In London Jean Parker Sutherland enrolled at the Royal Academy Schools (RA), studying figure drawing and portraiture in oils. In September she travelled to Brittany, resuming her RA studies in 1926. She also took a correspondence course in black-and-white decorative art. She was keen on photography, decorative stencil work, ceramics, printmaking, languages, maths and geometry, all of which skills she improved in London. In spring 1926 her portrait of Miss Erskine (NGV) was hung at the RA. An extra year in London beyond her fellowship reputedly included a period at the Slade under Henry Tonks and some time in the studio of Beatrice Bland (1867-1911), a still-life painter who exhibited at the RA. Phipps mentions that she sent back reports of art seen in Paris in 1926 as a casual correspondent for Melbourne newspapers. One of her 'decorative paintings’ was included in the Rome Scholarship exhibition at the British School, Rome and she visited Italy later that year.

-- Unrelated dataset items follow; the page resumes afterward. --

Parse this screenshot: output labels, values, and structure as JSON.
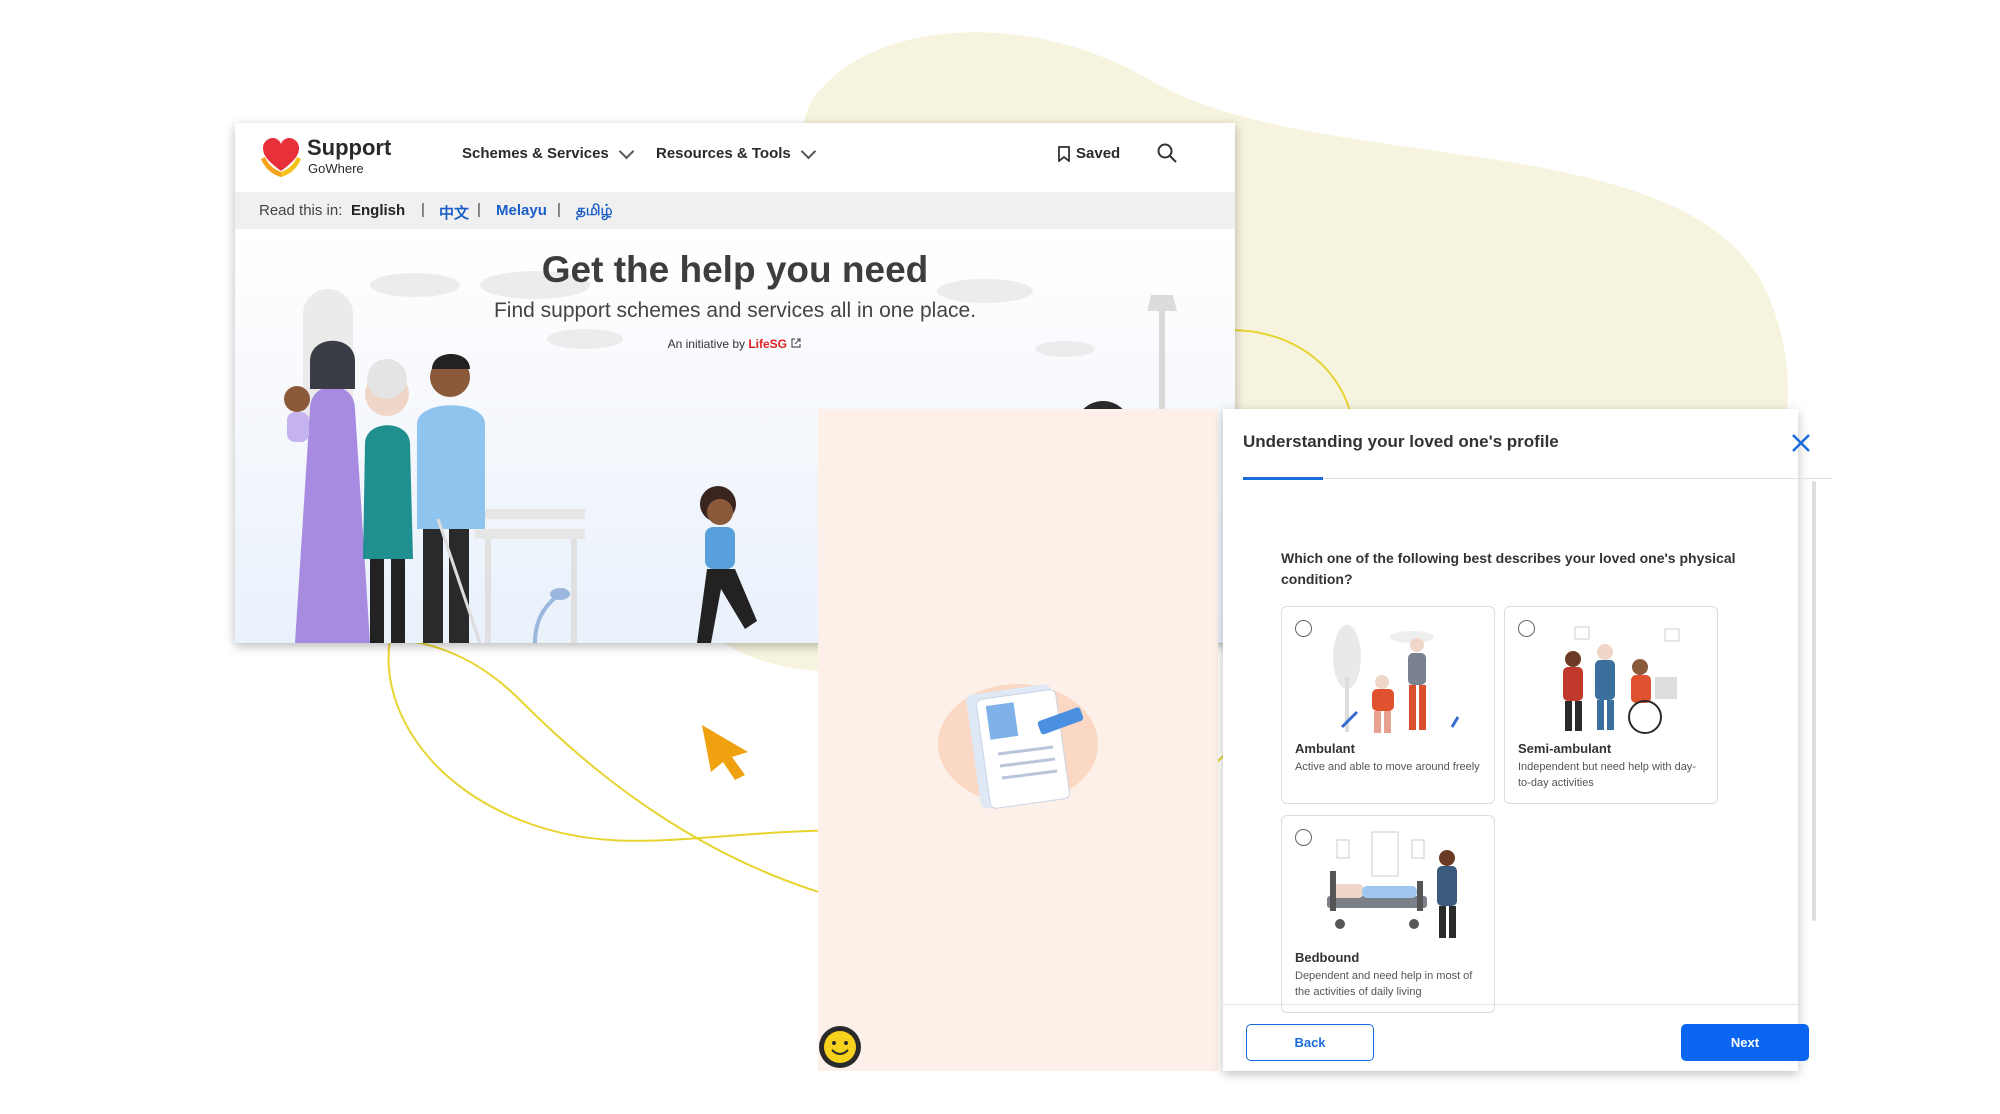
{
  "site": {
    "logo": {
      "line1": "Support",
      "line2": "GoWhere"
    },
    "nav": [
      {
        "label": "Schemes & Services"
      },
      {
        "label": "Resources & Tools"
      }
    ],
    "saved_label": "Saved",
    "language_bar": {
      "label": "Read this in:",
      "selected": "English",
      "options": [
        "中文",
        "Melayu",
        "தமிழ்"
      ]
    },
    "hero": {
      "title": "Get the help you need",
      "subtitle": "Find support schemes and services all in one place.",
      "initiative_prefix": "An initiative by",
      "initiative_brand": "LifeSG"
    }
  },
  "modal": {
    "title": "Understanding your loved one's profile",
    "question": "Which one of the following best describes your loved one's physical condition?",
    "options": [
      {
        "title": "Ambulant",
        "description": "Active and able to move around freely"
      },
      {
        "title": "Semi-ambulant",
        "description": "Independent but need help with day-to-day activities"
      },
      {
        "title": "Bedbound",
        "description": "Dependent and need help in most of the activities of daily living"
      }
    ],
    "back_label": "Back",
    "next_label": "Next"
  },
  "colors": {
    "brand_red": "#e8303a",
    "accent_blue": "#0a66f0",
    "cursor_orange": "#f0a10f",
    "blob_yellow": "#f6f4de",
    "modal_left_bg": "#fdf0e8"
  }
}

On returning to Victoria towards the end of 1927, Sutherland joined the Victorian Artists’ Society. She sent four paintings to the 1928 exhibition, but none sold and she never exhibited with the Society again. That year she became engaged to the painter Ernest Buckmaster, whom she had known since her student days, but it was broken off before he left for London in 1929 and she never married. She lived quietly on a small private income in the family home in Gardenvale (left to her when her father died in 1936). Many weekends were spent painting at her cottage at Kalorama in the Dandenongs, often with Enid Philip, runner-up for the 1923 scholarship, until about 1933 when the place burnt down. Ethel Carrick Fox stayed with Sutherland at Gardenvale in 1937 and encouraged her to take a renewed interest in the local art scene. She joined the Melbourne Society of Women Painters in 1940 and met Sybil Craig , who became her closest friend. She exhibited with the Women Painters until the early 1950s. In October 1944 she held her only solo exhibition, at Melbourne’s Sedon Galleries. Again few pictures sold.
Jean Sutherland died in Melbourne in July 1978. The National Gallery of Victoria holds five early oils and the National Gallery of Australia has many of her prints, but most of her work is held privately.